Chiang Pushes Plan to Incorporate Tibet; Child, 6, Is Appointed as Dalai Lama
By THE UNITED PRESS

The generalissimo was described by persons who have seen him recently as confident that his "free
China" can be expanded and made into a self-sustaining economic area that can function alone,
without relations of any sort with the Eastern provinces, which now are controlled by Japan and
which will comprise the domain of the new "National Government of China," to be proclaimed
soon in Nanking by former Premier Wang Ching-wei.

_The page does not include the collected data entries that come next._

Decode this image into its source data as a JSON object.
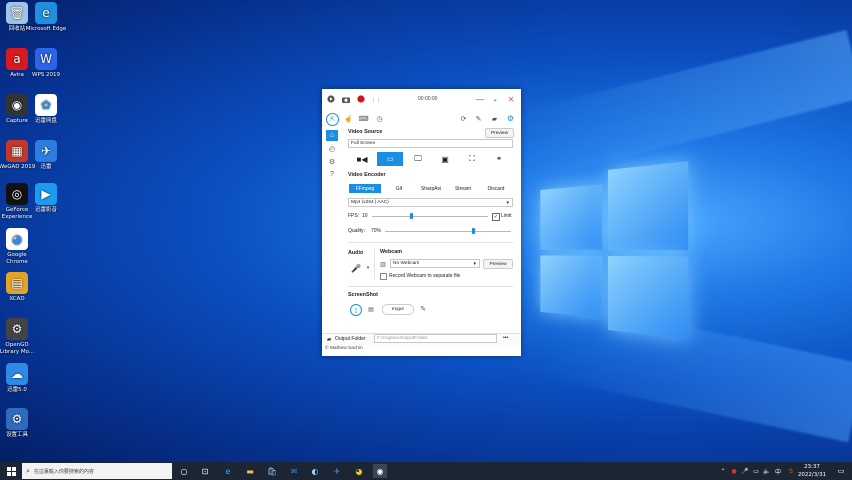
{
  "desktop_icons": [
    {
      "label": "回收站",
      "icon": "recycle-bin-icon",
      "color": "#9fc4e8",
      "glyph": "🗑"
    },
    {
      "label": "Microsoft Edge",
      "icon": "edge-icon",
      "color": "#1f8fe0",
      "glyph": "e"
    },
    {
      "label": "Avira",
      "icon": "avira-icon",
      "color": "#d71920",
      "glyph": "a"
    },
    {
      "label": "WPS 2019",
      "icon": "wps-icon",
      "color": "#2a64e8",
      "glyph": "W"
    },
    {
      "label": "Capture",
      "icon": "capture-icon",
      "color": "#333333",
      "glyph": "◉"
    },
    {
      "label": "迅雷网盘",
      "icon": "cloud-drive-icon",
      "color": "#ffffff",
      "glyph": "✿"
    },
    {
      "label": "WeGAD 2019",
      "icon": "cad-icon",
      "color": "#c0392b",
      "glyph": "▦"
    },
    {
      "label": "迅雷",
      "icon": "thunder-icon",
      "color": "#2c7de0",
      "glyph": "✈"
    },
    {
      "label": "GeForce Experience",
      "icon": "nvidia-icon",
      "color": "#111111",
      "glyph": "◎"
    },
    {
      "label": "迅雷影音",
      "icon": "video-player-icon",
      "color": "#1d9bf0",
      "glyph": "▶"
    },
    {
      "label": "Google Chrome",
      "icon": "chrome-icon",
      "color": "#ffffff",
      "glyph": "◕"
    },
    {
      "label": "XCAD",
      "icon": "xcad-icon",
      "color": "#e2a32b",
      "glyph": "▤"
    },
    {
      "label": "OpenGD Library Mo...",
      "icon": "library-icon",
      "color": "#444444",
      "glyph": "⚙"
    },
    {
      "label": "迅雷5.0",
      "icon": "cloud-icon",
      "color": "#2f8ae6",
      "glyph": "☁"
    },
    {
      "label": "设置工具",
      "icon": "settings-tool-icon",
      "color": "#2d6cc0",
      "glyph": "⚙"
    }
  ],
  "window": {
    "timer": "00:00:00",
    "video_source": {
      "title": "Video Source",
      "preview": "Preview",
      "field": "Full Screen"
    },
    "video_encoder": {
      "title": "Video Encoder",
      "tabs": [
        "FFmpeg",
        "Gif",
        "SharpAvi",
        "Stream",
        "Discard"
      ],
      "active_tab": "FFmpeg",
      "codec": "Mp4 (x264 | AAC)",
      "fps_label": "FPS:",
      "fps_value": "10",
      "limit_label": "Limit",
      "quality_label": "Quality:",
      "quality_value": "70%"
    },
    "audio": {
      "title": "Audio"
    },
    "webcam": {
      "title": "Webcam",
      "select": "No Webcam",
      "preview": "Preview",
      "separate": "Record Webcam to separate file"
    },
    "screenshot": {
      "title": "ScreenShot",
      "imgur": "Imgur"
    },
    "output": {
      "label": "Output Folder",
      "path": "F:\\CaptureOutputFolder",
      "more": "•••"
    },
    "footer": "© Mathew Sachin",
    "accent": "#1a8ee0"
  },
  "taskbar": {
    "search_placeholder": "在這裏輸入你要搜索的內容",
    "time": "23:37",
    "date": "2022/3/31",
    "ime": "中",
    "bg": "#1b2533"
  }
}
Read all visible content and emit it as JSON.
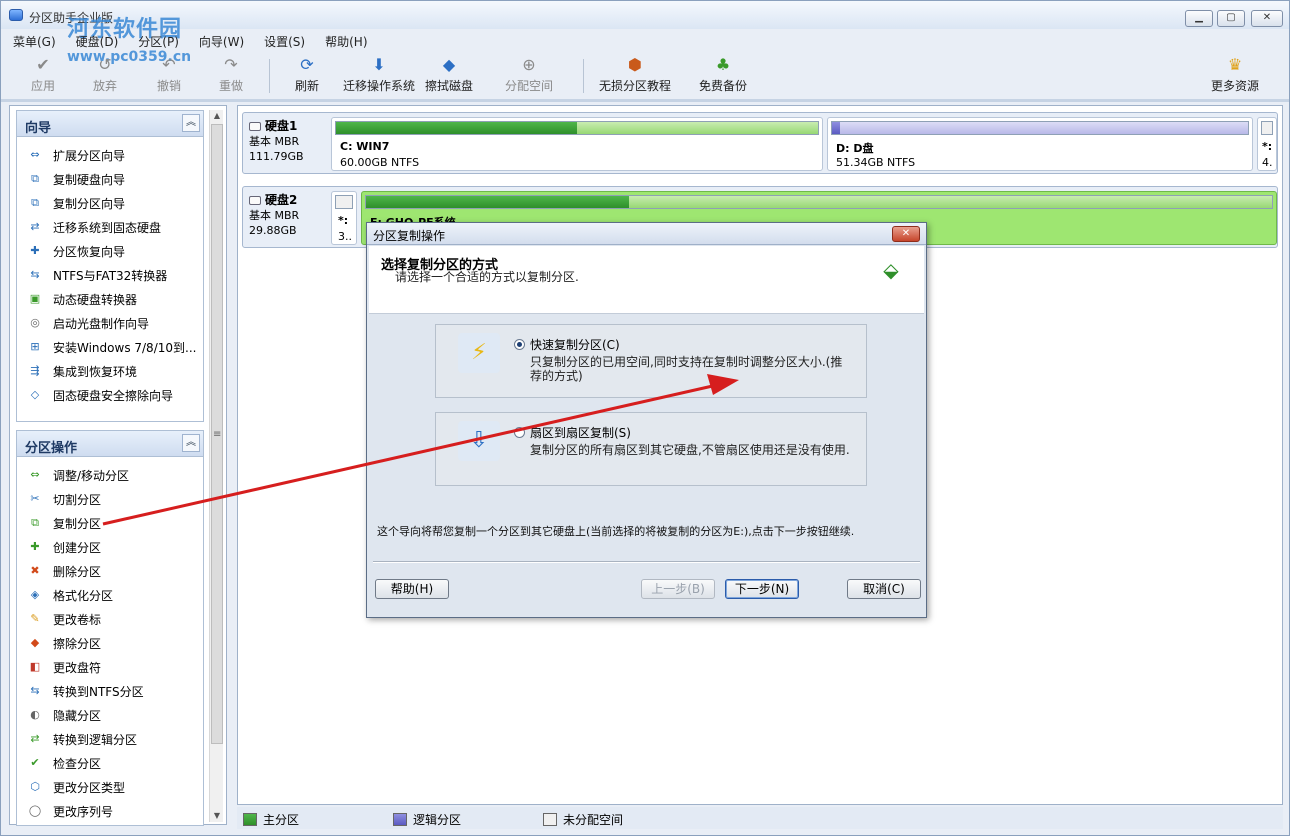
{
  "window": {
    "title": "分区助手企业版",
    "watermark_logo": "河东软件园",
    "watermark_url": "www.pc0359.cn"
  },
  "menu": [
    "菜单(G)",
    "硬盘(D)",
    "分区(P)",
    "向导(W)",
    "设置(S)",
    "帮助(H)"
  ],
  "toolbar": {
    "apply": "应用",
    "discard": "放弃",
    "undo": "撤销",
    "redo": "重做",
    "refresh": "刷新",
    "migrate_os": "迁移操作系统",
    "wipe_disk": "擦拭磁盘",
    "allocate_space": "分配空间",
    "lossless_tutorial": "无损分区教程",
    "free_backup": "免费备份",
    "more_resources": "更多资源"
  },
  "sidebar": {
    "wizard": {
      "title": "向导",
      "items": [
        "扩展分区向导",
        "复制硬盘向导",
        "复制分区向导",
        "迁移系统到固态硬盘",
        "分区恢复向导",
        "NTFS与FAT32转换器",
        "动态硬盘转换器",
        "启动光盘制作向导",
        "安装Windows 7/8/10到...",
        "集成到恢复环境",
        "固态硬盘安全擦除向导"
      ]
    },
    "partition_ops": {
      "title": "分区操作",
      "items": [
        "调整/移动分区",
        "切割分区",
        "复制分区",
        "创建分区",
        "删除分区",
        "格式化分区",
        "更改卷标",
        "擦除分区",
        "更改盘符",
        "转换到NTFS分区",
        "隐藏分区",
        "转换到逻辑分区",
        "检查分区",
        "更改分区类型",
        "更改序列号"
      ]
    }
  },
  "disks": [
    {
      "name": "硬盘1",
      "type": "基本 MBR",
      "size": "111.79GB",
      "partitions": [
        {
          "name": "C: WIN7",
          "size": "60.00GB NTFS",
          "kind": "primary",
          "used_fraction": 0.5
        },
        {
          "name": "D: D盘",
          "size": "51.34GB NTFS",
          "kind": "logical",
          "used_fraction": 0.02
        },
        {
          "name": "*:",
          "size": "4.",
          "kind": "unallocated",
          "used_fraction": 0
        }
      ]
    },
    {
      "name": "硬盘2",
      "type": "基本 MBR",
      "size": "29.88GB",
      "partitions": [
        {
          "name": "*:",
          "size": "3..",
          "kind": "unallocated",
          "used_fraction": 0
        },
        {
          "name": "E: GHO-PE系统",
          "size": "",
          "kind": "primary",
          "used_fraction": 0.29
        }
      ]
    }
  ],
  "legend": {
    "primary": "主分区",
    "logical": "逻辑分区",
    "unallocated": "未分配空间"
  },
  "dialog": {
    "title": "分区复制操作",
    "header_title": "选择复制分区的方式",
    "header_subtitle": "请选择一个合适的方式以复制分区.",
    "option_fast_label": "快速复制分区(C)",
    "option_fast_desc": "只复制分区的已用空间,同时支持在复制时调整分区大小.(推荐的方式)",
    "option_fast_selected": true,
    "option_sector_label": "扇区到扇区复制(S)",
    "option_sector_desc": "复制分区的所有扇区到其它硬盘,不管扇区使用还是没有使用.",
    "info": "这个导向将帮您复制一个分区到其它硬盘上(当前选择的将被复制的分区为E:),点击下一步按钮继续.",
    "help_button": "帮助(H)",
    "prev_button": "上一步(B)",
    "next_button": "下一步(N)",
    "cancel_button": "取消(C)"
  },
  "colors": {
    "primary_fill": "#2e8f2a",
    "logical_fill": "#5b5bc2",
    "selected_partition": "#9ee671",
    "annotation_arrow": "#d61e1e"
  }
}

The informants said that General Chiang was resigned to the proclamation of the Japanese-
sponsored Wang Ching-wei regime and was confident that the bulk of his followers would reject
new peace overtures that Mr. Wang is expected to make soon after the new Nanking Government is
established.
In line with his determination to maintain his rule in West China the generalissimo has given orders
that no effort be spared to preserve China's good relations with Britain, France and Russia--as
Chungking must depend on these countries for exterior communications.
He was said to have given Britain assurances that his intensification of Chinese penetration of Tibet
will not mean any discrimination against British interests in that region, which commands the
northern approaches to India.
Wireless to The New York Times
Chungking, China, Wednesday, Jan. 31--The Executive Yuan decided yesterday upon formal
appointment of the 6-year-old child recently discovered at Chinghai, China, and taken to Lhasa,
Tibet, as the fourteenth Dalai Lama. The appointment was made in accordance with a petition of
the Mongolian Tibetan Affairs Commission, which advised the Yuan that word received from
Lhasa showed that the Buddhist hierarchy of mid-Asia was convinced the Chinghai child possessed
spiritual qualities indicating the lad was the reincarnation of the thirteenth Dalai Lama.
The petition pointed out that ranking lamas of Lhasa felt certain the discovery could result in divine
revelation. In the appointment the child's name is given as La-Mu-Ten-Chu. Apparently the
appointment rules out other claimants to the throne of the Tibetan pontiff and obviates the necessity
of a drawing to determine a successor of the thirteenth Dalai Lama.